Complete step-by-step answer:
To find the value of the left hand side of the question, we will find the value of each form that is in multiplication and division with other terms. First we will find the value of cosec (90-A). We will convert the cosec into sin function. For this, we will use the identify shown below:
$\cos ec\theta =\dfrac{1}{\sin \theta }$
Thus, we will get: $\cos ec\left( 90-A \right)=\dfrac{1}{\sin \left( 90-A \right)}$
Now we will use the following identity in above equation
$\sin \left( 90-A \right)=\cos A$
Thus, we will get:
$\cos ec\left( 90-A \right)=\dfrac{1}{\cos A}............\left( 1 \right)$
Now we will convert $\sin \left( 180-A \right)$ to simple form with the help of identify:
$\sin \left( 180-\theta \right)=\sin \theta $
Thus, we will get:
$\sin \left( 180-A \right)=\operatorname{sinA}..........\left( 2 \right)$
Now we will convert the $\cot \left( 360-A \right)$ into simple form with the help of following identity:
$\cot \left( \theta \right)=\cot \left( \theta -360 \right)$
Thus, we will get
$\begin{align}
  & \cot \left( 360-A \right)=\cot \left( 360-A-360 \right) \\
 & \cot \left( 360-A \right)=\cot \left( -A \right) \\
\end{align}$
Now we will convert into lines and cosine terms with the help of following identity:
$\cot \theta =\dfrac{\cos \theta }{\sin \theta }$
Thus, we will get:
$\cot \left( 360-A \right)=\dfrac{\cos \left( -A \right)}{\sin \left( -A \right)}$
Now, cosine is even functions so $\cos \left( -\theta \right)=\cos \theta $ since is an odd function so $\text{ sin}\left( -\theta \right)=-\sin \theta $. Thus, we will get:
$\begin{align}
  & \ \cos \left( 360-A \right)=\dfrac{\cos A}{-\sin A} \\
 & \Rightarrow \cos \left( 360-A \right)=\dfrac{-\cos A}{\sin A}..........\left( 3 \right) \\
\end{align}$
Now, we will convert sec (180+A) into cosine terms with the help of following identity:
$\sec \theta =\dfrac{1}{\cos \theta }$
Therefore, we get:
$\sec \left( 180+A \right)=\dfrac{1}{\cos \left( 180+A \right)}$
Now, we will convert $\cos \left( 180+\theta \right)=-\cos \theta .$ So we will get:
$\sec \left( 180+A \right)=\dfrac{1}{-\cos A}..........\left( 4 \right)$
Now, we will convert tan (90+A) into sine and cosine forms.
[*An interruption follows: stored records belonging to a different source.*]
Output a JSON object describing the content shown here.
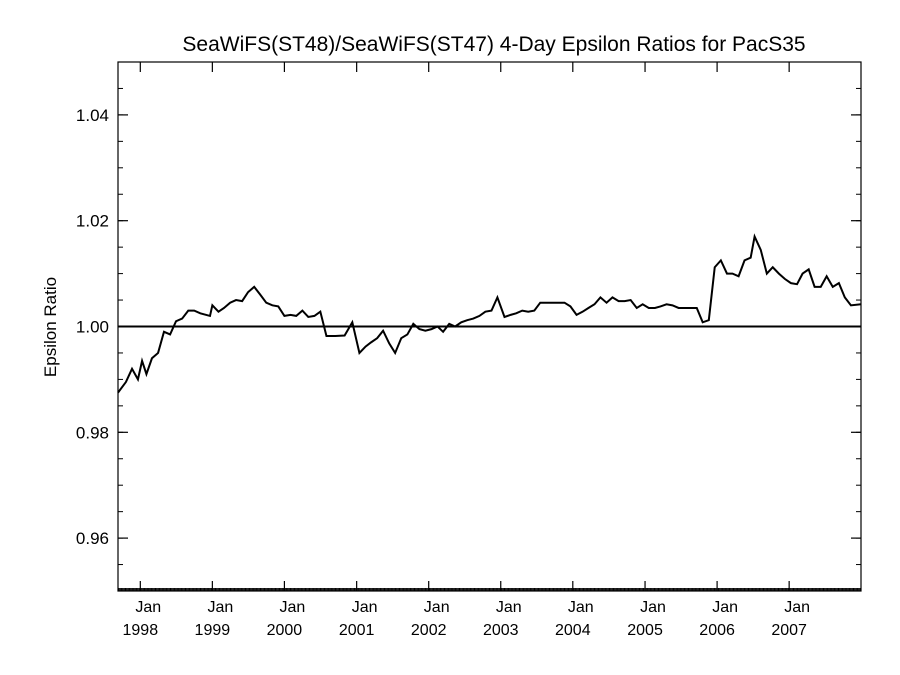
{
  "chart_data": {
    "type": "line",
    "title": "SeaWiFS(ST48)/SeaWiFS(ST47) 4-Day Epsilon Ratios for PacS35",
    "xlabel": "",
    "ylabel": "Epsilon Ratio",
    "xlim": [
      "1997-09-10",
      "2007-12-31"
    ],
    "ylim": [
      0.95,
      1.05
    ],
    "yticks": [
      "0.96",
      "0.98",
      "1.00",
      "1.02",
      "1.04"
    ],
    "xticks": [
      {
        "date": "1998-01-01",
        "month": "Jan",
        "year": "1998"
      },
      {
        "date": "1999-01-01",
        "month": "Jan",
        "year": "1999"
      },
      {
        "date": "2000-01-01",
        "month": "Jan",
        "year": "2000"
      },
      {
        "date": "2001-01-01",
        "month": "Jan",
        "year": "2001"
      },
      {
        "date": "2002-01-01",
        "month": "Jan",
        "year": "2002"
      },
      {
        "date": "2003-01-01",
        "month": "Jan",
        "year": "2003"
      },
      {
        "date": "2004-01-01",
        "month": "Jan",
        "year": "2004"
      },
      {
        "date": "2005-01-01",
        "month": "Jan",
        "year": "2005"
      },
      {
        "date": "2006-01-01",
        "month": "Jan",
        "year": "2006"
      },
      {
        "date": "2007-01-01",
        "month": "Jan",
        "year": "2007"
      }
    ],
    "reference_line": 1.0,
    "grid": false,
    "series": [
      {
        "name": "",
        "color": "#000000",
        "points": [
          [
            "1997-09-10",
            0.9875
          ],
          [
            "1997-10-20",
            0.9895
          ],
          [
            "1997-11-20",
            0.992
          ],
          [
            "1997-12-20",
            0.99
          ],
          [
            "1998-01-10",
            0.9935
          ],
          [
            "1998-02-01",
            0.991
          ],
          [
            "1998-03-01",
            0.994
          ],
          [
            "1998-04-01",
            0.995
          ],
          [
            "1998-05-01",
            0.999
          ],
          [
            "1998-06-01",
            0.9985
          ],
          [
            "1998-07-01",
            1.001
          ],
          [
            "1998-08-01",
            1.0015
          ],
          [
            "1998-09-01",
            1.003
          ],
          [
            "1998-10-01",
            1.003
          ],
          [
            "1998-11-01",
            1.0025
          ],
          [
            "1998-12-20",
            1.002
          ],
          [
            "1999-01-01",
            1.004
          ],
          [
            "1999-02-01",
            1.0028
          ],
          [
            "1999-03-01",
            1.0035
          ],
          [
            "1999-04-01",
            1.0045
          ],
          [
            "1999-05-01",
            1.005
          ],
          [
            "1999-06-01",
            1.0048
          ],
          [
            "1999-07-01",
            1.0065
          ],
          [
            "1999-08-01",
            1.0075
          ],
          [
            "1999-09-01",
            1.006
          ],
          [
            "1999-10-01",
            1.0045
          ],
          [
            "1999-11-01",
            1.004
          ],
          [
            "1999-12-01",
            1.0038
          ],
          [
            "2000-01-01",
            1.002
          ],
          [
            "2000-02-01",
            1.0022
          ],
          [
            "2000-03-01",
            1.002
          ],
          [
            "2000-04-01",
            1.003
          ],
          [
            "2000-05-01",
            1.0018
          ],
          [
            "2000-06-01",
            1.002
          ],
          [
            "2000-07-01",
            1.0028
          ],
          [
            "2000-08-01",
            0.9982
          ],
          [
            "2000-09-15",
            0.9982
          ],
          [
            "2000-11-01",
            0.9983
          ],
          [
            "2000-12-10",
            1.0008
          ],
          [
            "2001-01-15",
            0.995
          ],
          [
            "2001-02-15",
            0.9962
          ],
          [
            "2001-03-15",
            0.997
          ],
          [
            "2001-04-15",
            0.9978
          ],
          [
            "2001-05-15",
            0.9992
          ],
          [
            "2001-06-15",
            0.9968
          ],
          [
            "2001-07-15",
            0.995
          ],
          [
            "2001-08-15",
            0.9978
          ],
          [
            "2001-09-15",
            0.9985
          ],
          [
            "2001-10-15",
            1.0005
          ],
          [
            "2001-11-15",
            0.9995
          ],
          [
            "2001-12-15",
            0.9992
          ],
          [
            "2002-01-15",
            0.9995
          ],
          [
            "2002-02-15",
            1.0
          ],
          [
            "2002-03-15",
            0.999
          ],
          [
            "2002-04-15",
            1.0005
          ],
          [
            "2002-05-15",
            1.0
          ],
          [
            "2002-06-15",
            1.0008
          ],
          [
            "2002-07-15",
            1.0012
          ],
          [
            "2002-08-15",
            1.0015
          ],
          [
            "2002-09-15",
            1.002
          ],
          [
            "2002-10-15",
            1.0028
          ],
          [
            "2002-11-15",
            1.003
          ],
          [
            "2002-12-15",
            1.0055
          ],
          [
            "2003-01-20",
            1.0018
          ],
          [
            "2003-02-20",
            1.0022
          ],
          [
            "2003-03-20",
            1.0025
          ],
          [
            "2003-04-20",
            1.003
          ],
          [
            "2003-05-20",
            1.0028
          ],
          [
            "2003-06-20",
            1.003
          ],
          [
            "2003-07-20",
            1.0045
          ],
          [
            "2003-08-20",
            1.0045
          ],
          [
            "2003-09-20",
            1.0045
          ],
          [
            "2003-10-20",
            1.0045
          ],
          [
            "2003-11-20",
            1.0045
          ],
          [
            "2003-12-20",
            1.0038
          ],
          [
            "2004-01-20",
            1.0022
          ],
          [
            "2004-02-20",
            1.0028
          ],
          [
            "2004-03-20",
            1.0035
          ],
          [
            "2004-04-20",
            1.0042
          ],
          [
            "2004-05-20",
            1.0055
          ],
          [
            "2004-06-20",
            1.0045
          ],
          [
            "2004-07-20",
            1.0055
          ],
          [
            "2004-08-20",
            1.0048
          ],
          [
            "2004-09-20",
            1.0048
          ],
          [
            "2004-10-20",
            1.005
          ],
          [
            "2004-11-20",
            1.0035
          ],
          [
            "2004-12-20",
            1.0042
          ],
          [
            "2005-01-20",
            1.0035
          ],
          [
            "2005-02-20",
            1.0035
          ],
          [
            "2005-03-20",
            1.0038
          ],
          [
            "2005-04-20",
            1.0042
          ],
          [
            "2005-05-20",
            1.004
          ],
          [
            "2005-06-20",
            1.0035
          ],
          [
            "2005-07-20",
            1.0035
          ],
          [
            "2005-08-20",
            1.0035
          ],
          [
            "2005-09-20",
            1.0035
          ],
          [
            "2005-10-20",
            1.0008
          ],
          [
            "2005-11-20",
            1.0012
          ],
          [
            "2005-12-20",
            1.0112
          ],
          [
            "2006-01-20",
            1.0125
          ],
          [
            "2006-02-20",
            1.01
          ],
          [
            "2006-03-20",
            1.01
          ],
          [
            "2006-04-20",
            1.0095
          ],
          [
            "2006-05-20",
            1.0125
          ],
          [
            "2006-06-20",
            1.013
          ],
          [
            "2006-07-10",
            1.017
          ],
          [
            "2006-08-10",
            1.0145
          ],
          [
            "2006-09-10",
            1.01
          ],
          [
            "2006-10-10",
            1.0112
          ],
          [
            "2006-11-10",
            1.01
          ],
          [
            "2006-12-10",
            1.009
          ],
          [
            "2007-01-10",
            1.0082
          ],
          [
            "2007-02-10",
            1.008
          ],
          [
            "2007-03-10",
            1.01
          ],
          [
            "2007-04-10",
            1.0108
          ],
          [
            "2007-05-10",
            1.0075
          ],
          [
            "2007-06-10",
            1.0075
          ],
          [
            "2007-07-10",
            1.0095
          ],
          [
            "2007-08-10",
            1.0075
          ],
          [
            "2007-09-10",
            1.0082
          ],
          [
            "2007-10-10",
            1.0055
          ],
          [
            "2007-11-10",
            1.004
          ],
          [
            "2007-12-31",
            1.0042
          ]
        ]
      }
    ]
  }
}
Thus, we will get:
$\tan \left( 90+A \right)=\dfrac{\sin \left( 90+A \right)}{\cos \left( 90+A \right)}$
Now, we know that, $\sin \left( 90+\theta \right)=\cos \theta \ \text{and cos}\left( 90+\theta \right)=-\sin \theta $ so we will have:
$\begin{align}
  & \ \ \tan \left( 90+A \right)=\dfrac{\cos A}{-\sin A} \\
 & \Rightarrow \tan \left( 90+A \right)=\dfrac{-\cos A}{\sin A}...........\left( 5 \right) \\
\end{align}$
Now, $\sin \left( -\theta \right)$ can also be written as$-\sin \theta .$ So, we will get:
$\sin \left( -A \right)=-\sin A..........\left( 6 \right)$
Now, we will put the values of $\left( 1 \right),\left( 2 \right),\left( 3 \right),\left( 4 \right),\left( 5 \right)\text{and}\left( 6 \right)$ into LHS of the equation. Thus, we will get:
$\begin{align}
  & LHS=\dfrac{\left( \dfrac{1}{\cos A} \right)\left( \sin A \right)\left( \dfrac{-\cos A}{\sin A} \right)}{\left( \dfrac{-1}{\cos A} \right)\left( \dfrac{-\cos A}{\sin A} \right)\left( -\sin A \right)} \\
 & \Rightarrow LHS=\dfrac{\left( -1 \right)}{\left( -1 \right)} \\
 & \Rightarrow LHS=1 \\
 & \Rightarrow LHS=RHS \\
\end{align}$
Hence proved.

Note: There is nothing given about the values of A in the question. This does not mean that we can have any value of A. At some value of A, the LHS is not defined. These values are $0,\dfrac{\pi }{2},\pi ,\dfrac{3\pi }{2},2\pi ........\text{etc}\text{.}$ Thus the value of A cannot be $\dfrac{n\pi }{2}$ because in this case LHS is not defined.